Because of this, early uniforms for crew and pilots were also often military-inspired, featuring stripes, pilot wings, and caps (some of these elements persist in uniforms today). The work was also often physically demanding, with the crew being asked to help haul luggage and row the passengers into shore from seaplanes. The first flight attendant for Pan Am was a man, Amaury Sanchez, and before the airline advertised stewardesses in miniskirts it advertised itself, in 1933, with “Rodney, the smiling steward.”

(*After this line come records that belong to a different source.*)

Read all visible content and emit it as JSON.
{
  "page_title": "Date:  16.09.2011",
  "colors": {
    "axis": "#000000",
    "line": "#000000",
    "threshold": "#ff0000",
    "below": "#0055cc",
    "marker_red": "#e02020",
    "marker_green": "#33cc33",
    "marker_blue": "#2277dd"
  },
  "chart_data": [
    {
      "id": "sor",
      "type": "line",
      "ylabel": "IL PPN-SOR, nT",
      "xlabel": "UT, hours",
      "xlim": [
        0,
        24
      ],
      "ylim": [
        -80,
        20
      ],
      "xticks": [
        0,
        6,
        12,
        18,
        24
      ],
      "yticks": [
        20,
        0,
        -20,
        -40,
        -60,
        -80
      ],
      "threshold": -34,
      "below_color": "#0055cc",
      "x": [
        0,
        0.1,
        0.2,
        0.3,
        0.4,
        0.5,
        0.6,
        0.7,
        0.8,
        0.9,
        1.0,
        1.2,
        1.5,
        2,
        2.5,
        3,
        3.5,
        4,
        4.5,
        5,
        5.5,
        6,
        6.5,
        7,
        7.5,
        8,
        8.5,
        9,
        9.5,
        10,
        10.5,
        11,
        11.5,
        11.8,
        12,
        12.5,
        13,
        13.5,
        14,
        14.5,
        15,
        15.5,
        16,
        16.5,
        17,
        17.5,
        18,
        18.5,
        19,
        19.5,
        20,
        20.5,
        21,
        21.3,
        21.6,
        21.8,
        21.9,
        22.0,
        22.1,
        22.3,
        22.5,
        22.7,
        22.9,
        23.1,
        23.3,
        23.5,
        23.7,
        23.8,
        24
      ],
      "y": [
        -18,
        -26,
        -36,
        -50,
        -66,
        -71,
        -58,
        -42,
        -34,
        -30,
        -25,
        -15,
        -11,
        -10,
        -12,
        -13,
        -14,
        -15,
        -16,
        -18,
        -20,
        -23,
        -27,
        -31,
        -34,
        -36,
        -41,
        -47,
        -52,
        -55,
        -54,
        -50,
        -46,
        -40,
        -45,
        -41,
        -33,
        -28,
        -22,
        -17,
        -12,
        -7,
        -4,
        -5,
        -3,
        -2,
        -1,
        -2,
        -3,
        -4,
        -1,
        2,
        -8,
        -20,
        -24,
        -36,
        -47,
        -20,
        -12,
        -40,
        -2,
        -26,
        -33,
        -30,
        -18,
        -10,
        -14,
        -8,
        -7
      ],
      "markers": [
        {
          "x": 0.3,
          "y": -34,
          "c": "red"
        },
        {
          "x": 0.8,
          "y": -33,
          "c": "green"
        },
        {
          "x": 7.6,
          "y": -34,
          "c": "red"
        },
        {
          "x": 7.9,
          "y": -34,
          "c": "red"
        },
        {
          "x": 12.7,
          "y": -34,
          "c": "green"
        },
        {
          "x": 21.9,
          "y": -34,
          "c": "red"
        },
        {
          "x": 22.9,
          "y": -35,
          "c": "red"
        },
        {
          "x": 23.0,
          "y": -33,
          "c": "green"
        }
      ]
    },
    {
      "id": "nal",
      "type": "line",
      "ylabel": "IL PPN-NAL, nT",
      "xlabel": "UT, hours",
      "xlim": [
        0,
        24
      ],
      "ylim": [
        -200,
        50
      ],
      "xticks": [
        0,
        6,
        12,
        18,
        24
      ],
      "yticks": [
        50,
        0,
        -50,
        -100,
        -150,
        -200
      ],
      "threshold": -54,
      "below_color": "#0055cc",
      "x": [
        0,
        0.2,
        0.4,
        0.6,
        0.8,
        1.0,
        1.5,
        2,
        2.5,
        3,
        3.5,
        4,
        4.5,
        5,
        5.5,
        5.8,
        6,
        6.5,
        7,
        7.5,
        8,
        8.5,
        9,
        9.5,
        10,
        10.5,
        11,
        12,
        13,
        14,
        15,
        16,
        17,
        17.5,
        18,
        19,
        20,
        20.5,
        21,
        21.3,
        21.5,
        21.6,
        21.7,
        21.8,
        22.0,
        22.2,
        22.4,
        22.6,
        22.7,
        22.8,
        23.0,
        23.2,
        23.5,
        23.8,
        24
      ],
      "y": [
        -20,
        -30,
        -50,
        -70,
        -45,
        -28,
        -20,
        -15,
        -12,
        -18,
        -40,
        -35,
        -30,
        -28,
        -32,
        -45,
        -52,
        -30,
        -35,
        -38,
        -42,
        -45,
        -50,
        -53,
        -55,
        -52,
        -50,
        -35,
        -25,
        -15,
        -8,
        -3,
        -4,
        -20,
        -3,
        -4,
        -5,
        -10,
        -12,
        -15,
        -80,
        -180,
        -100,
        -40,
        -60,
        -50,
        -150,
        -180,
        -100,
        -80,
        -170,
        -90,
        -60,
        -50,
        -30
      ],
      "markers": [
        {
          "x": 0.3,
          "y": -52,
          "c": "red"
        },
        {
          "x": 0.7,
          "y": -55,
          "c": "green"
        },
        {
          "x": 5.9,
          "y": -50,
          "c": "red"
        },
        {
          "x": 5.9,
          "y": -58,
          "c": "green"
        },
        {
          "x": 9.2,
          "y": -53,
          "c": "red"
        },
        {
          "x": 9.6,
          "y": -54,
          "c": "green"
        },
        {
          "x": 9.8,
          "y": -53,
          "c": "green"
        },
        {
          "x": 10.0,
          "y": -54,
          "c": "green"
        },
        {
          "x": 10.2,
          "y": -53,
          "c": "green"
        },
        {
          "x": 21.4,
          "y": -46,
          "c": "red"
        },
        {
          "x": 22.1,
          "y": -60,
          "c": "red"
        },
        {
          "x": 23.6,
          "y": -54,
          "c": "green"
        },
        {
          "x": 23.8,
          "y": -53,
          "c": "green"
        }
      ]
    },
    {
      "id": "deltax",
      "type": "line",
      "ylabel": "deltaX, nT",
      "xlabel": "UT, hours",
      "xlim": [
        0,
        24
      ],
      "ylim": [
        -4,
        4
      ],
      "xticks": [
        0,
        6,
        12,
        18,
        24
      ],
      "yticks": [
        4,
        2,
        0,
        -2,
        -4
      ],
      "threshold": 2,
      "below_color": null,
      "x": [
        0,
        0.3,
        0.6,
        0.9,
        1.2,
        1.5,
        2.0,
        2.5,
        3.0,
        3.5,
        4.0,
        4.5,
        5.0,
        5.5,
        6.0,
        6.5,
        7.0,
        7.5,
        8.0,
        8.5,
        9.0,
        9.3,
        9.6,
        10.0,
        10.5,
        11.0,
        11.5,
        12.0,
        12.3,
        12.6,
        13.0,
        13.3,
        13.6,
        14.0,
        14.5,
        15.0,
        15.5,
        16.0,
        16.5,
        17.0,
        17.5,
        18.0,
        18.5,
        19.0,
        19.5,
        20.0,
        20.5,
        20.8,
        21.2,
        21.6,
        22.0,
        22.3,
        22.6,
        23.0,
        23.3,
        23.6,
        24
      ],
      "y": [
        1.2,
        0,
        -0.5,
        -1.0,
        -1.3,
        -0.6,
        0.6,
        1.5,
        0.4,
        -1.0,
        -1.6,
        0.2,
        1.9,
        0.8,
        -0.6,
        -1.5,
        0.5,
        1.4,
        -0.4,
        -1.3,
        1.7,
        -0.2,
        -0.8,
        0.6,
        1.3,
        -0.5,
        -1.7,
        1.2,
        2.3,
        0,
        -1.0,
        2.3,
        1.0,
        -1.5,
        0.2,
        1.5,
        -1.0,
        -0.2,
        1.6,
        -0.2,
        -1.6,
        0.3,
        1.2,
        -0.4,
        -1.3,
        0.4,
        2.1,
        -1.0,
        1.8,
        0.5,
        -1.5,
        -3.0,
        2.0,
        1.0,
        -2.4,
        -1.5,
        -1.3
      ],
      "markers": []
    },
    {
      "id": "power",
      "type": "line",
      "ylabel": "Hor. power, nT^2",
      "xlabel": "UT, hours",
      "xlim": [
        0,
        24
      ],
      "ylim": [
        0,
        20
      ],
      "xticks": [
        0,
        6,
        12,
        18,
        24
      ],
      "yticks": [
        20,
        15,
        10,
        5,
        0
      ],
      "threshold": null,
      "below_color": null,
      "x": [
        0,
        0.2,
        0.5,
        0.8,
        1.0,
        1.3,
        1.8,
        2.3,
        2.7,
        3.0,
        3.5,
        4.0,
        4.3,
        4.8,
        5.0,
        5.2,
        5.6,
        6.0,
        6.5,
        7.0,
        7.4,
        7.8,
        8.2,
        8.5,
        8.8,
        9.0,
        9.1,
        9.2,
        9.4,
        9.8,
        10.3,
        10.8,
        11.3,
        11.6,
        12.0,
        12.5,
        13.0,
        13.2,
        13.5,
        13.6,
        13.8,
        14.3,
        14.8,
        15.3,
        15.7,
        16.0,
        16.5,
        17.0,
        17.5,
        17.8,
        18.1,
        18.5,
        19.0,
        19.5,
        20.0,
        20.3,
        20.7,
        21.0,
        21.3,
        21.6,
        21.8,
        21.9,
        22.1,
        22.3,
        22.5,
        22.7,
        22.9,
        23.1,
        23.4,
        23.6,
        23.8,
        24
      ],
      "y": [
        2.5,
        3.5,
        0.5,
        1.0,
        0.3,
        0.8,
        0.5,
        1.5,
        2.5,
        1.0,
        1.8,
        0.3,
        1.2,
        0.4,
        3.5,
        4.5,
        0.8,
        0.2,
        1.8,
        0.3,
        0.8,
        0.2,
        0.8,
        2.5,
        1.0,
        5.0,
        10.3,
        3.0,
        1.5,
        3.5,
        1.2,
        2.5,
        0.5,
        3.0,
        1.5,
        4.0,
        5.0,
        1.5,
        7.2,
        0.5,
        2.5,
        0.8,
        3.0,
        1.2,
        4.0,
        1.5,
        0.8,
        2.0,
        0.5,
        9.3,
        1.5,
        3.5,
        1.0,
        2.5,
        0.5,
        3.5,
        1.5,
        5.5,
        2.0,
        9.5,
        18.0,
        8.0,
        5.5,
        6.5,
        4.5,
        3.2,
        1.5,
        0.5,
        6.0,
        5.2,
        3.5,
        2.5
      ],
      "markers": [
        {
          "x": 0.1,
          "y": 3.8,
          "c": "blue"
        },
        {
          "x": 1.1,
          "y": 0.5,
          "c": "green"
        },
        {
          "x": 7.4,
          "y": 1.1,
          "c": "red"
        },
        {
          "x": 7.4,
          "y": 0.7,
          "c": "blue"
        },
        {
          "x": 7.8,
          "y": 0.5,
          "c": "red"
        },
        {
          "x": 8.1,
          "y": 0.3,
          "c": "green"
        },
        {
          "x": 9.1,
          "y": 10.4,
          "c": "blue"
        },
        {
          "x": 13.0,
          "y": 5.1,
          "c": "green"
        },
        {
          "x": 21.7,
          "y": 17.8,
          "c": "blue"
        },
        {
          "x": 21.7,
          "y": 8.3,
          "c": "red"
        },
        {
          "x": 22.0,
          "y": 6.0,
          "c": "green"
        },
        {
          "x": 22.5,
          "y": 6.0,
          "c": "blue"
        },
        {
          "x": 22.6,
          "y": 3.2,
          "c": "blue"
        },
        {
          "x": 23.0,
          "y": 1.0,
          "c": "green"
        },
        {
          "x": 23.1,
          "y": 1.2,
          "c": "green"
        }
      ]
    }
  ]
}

However, the responsibilities of the stewards in flight were often more stereotypically feminine—a steward might, for example, lend a hand in changing a diaper—and it was only a few years before it began to be seen as a woman’s job. The woman who broke down the cabin doors was Ellen Church, the first female flight attendant, who had been trained as a pilot but who only found work with Boeing Air Transport (the predecessor to United Airlines) as a stewardess. She was able to convince Boeing to hire her in part because she was also a registered nurse, and soon other airlines also saw nurses as ideal candidates, as long as they were also young, unmarried, and in possession of a dainty figure.